Pendant qu’Aritz s’approchait du radeau, une mousse verdoyante poussait à vue d’œil sur les bidons et les barres d’aluminium.
— Aritz, regarde.
Il a caressé la mousse au milieu de laquelle semblaient déjà s’agiter des collemboles.
— Dis, Mnémosyne, c’est de la mousse, non ? De la mousse sur mon radeau !
Ce ton naïf, toujours. Je n'ai jamais compris pourquoi Aritz, Aritz et ses bras rayés, ses yeux fêlés, ses paupières tremblantes, s'exprimait toujours comme l'Enfant Suprême, l'enfant tel qu'il est conçu dans toutes les définitions et dans toutes les imaginations banales, avec cet émerveillement et cette innocence que rien ne semblait pouvoir altérer. Même quand il se disait découragé (affreux mensonge, puisqu'Aritz ne désespérait jamais), sa voix rebondissait sous des points d'exclamation enthousiastes. Il avait le vocabulaire des contes de fées et des catalogues de vacances, mélange bizarre de sincérité et d'excès, qui éveillait toujours à la fois mon admiration et mon doute.

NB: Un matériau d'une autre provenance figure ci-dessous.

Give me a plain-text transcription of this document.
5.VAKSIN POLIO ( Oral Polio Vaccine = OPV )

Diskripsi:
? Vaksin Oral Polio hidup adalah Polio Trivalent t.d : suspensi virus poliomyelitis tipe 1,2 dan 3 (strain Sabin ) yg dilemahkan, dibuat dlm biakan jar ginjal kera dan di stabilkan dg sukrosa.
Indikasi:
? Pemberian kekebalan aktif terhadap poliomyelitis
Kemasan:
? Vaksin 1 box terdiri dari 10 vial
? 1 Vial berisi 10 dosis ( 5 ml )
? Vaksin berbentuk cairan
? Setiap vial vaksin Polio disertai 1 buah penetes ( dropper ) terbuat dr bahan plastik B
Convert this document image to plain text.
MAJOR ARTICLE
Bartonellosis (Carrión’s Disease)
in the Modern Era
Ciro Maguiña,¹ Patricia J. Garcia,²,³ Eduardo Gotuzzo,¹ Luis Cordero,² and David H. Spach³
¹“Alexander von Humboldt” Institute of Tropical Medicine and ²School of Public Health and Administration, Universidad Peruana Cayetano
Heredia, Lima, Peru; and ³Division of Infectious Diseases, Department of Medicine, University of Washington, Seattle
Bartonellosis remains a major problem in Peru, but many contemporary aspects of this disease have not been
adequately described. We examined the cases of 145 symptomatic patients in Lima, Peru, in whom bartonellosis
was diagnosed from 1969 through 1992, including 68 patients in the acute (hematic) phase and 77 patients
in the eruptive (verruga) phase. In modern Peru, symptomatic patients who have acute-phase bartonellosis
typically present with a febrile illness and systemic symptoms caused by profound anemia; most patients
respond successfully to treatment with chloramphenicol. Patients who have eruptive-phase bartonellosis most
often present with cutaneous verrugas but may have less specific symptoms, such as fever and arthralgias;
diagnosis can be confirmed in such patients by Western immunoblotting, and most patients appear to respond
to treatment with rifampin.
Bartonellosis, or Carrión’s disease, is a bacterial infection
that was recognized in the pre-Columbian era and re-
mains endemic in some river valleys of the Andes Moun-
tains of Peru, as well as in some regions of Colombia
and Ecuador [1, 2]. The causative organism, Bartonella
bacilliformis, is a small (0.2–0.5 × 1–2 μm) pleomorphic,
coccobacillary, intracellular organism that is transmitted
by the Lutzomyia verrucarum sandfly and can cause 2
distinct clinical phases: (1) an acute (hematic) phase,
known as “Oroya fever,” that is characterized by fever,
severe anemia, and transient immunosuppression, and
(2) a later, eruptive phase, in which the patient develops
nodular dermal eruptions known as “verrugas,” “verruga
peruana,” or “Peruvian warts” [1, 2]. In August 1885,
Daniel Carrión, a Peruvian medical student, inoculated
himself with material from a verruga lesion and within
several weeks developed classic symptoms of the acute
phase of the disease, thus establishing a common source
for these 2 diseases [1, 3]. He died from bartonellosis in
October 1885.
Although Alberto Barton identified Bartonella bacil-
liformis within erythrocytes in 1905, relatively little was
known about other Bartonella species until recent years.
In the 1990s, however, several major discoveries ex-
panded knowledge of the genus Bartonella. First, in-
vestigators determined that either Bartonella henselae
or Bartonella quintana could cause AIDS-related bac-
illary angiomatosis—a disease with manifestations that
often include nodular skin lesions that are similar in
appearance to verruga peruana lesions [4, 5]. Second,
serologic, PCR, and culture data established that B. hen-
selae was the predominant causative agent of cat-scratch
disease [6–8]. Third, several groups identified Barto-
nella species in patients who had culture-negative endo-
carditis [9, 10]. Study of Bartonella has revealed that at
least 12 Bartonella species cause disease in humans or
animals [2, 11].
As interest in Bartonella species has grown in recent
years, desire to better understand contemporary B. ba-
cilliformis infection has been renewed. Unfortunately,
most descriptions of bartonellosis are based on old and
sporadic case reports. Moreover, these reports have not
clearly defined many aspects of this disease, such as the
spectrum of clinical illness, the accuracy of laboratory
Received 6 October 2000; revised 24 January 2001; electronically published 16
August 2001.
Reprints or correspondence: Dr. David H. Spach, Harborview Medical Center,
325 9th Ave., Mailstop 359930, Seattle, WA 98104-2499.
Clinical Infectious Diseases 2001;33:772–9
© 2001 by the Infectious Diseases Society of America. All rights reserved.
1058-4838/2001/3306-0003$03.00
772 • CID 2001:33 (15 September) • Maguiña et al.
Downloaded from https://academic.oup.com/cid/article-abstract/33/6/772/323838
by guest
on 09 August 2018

Il s’est assis en souriant, il a tapoté la mousse qui recouvrait les bidons puis il m’a dit :
— Viens t’asseoir. Je vais te raconter une histoire.
J’ai grimpé sur son bateau de fortune comme si j’allais partir en voyage. Après tout, écouter Aritz raconter des histoires, c’était un peu se jeter à l’aventure. Il était contagieux.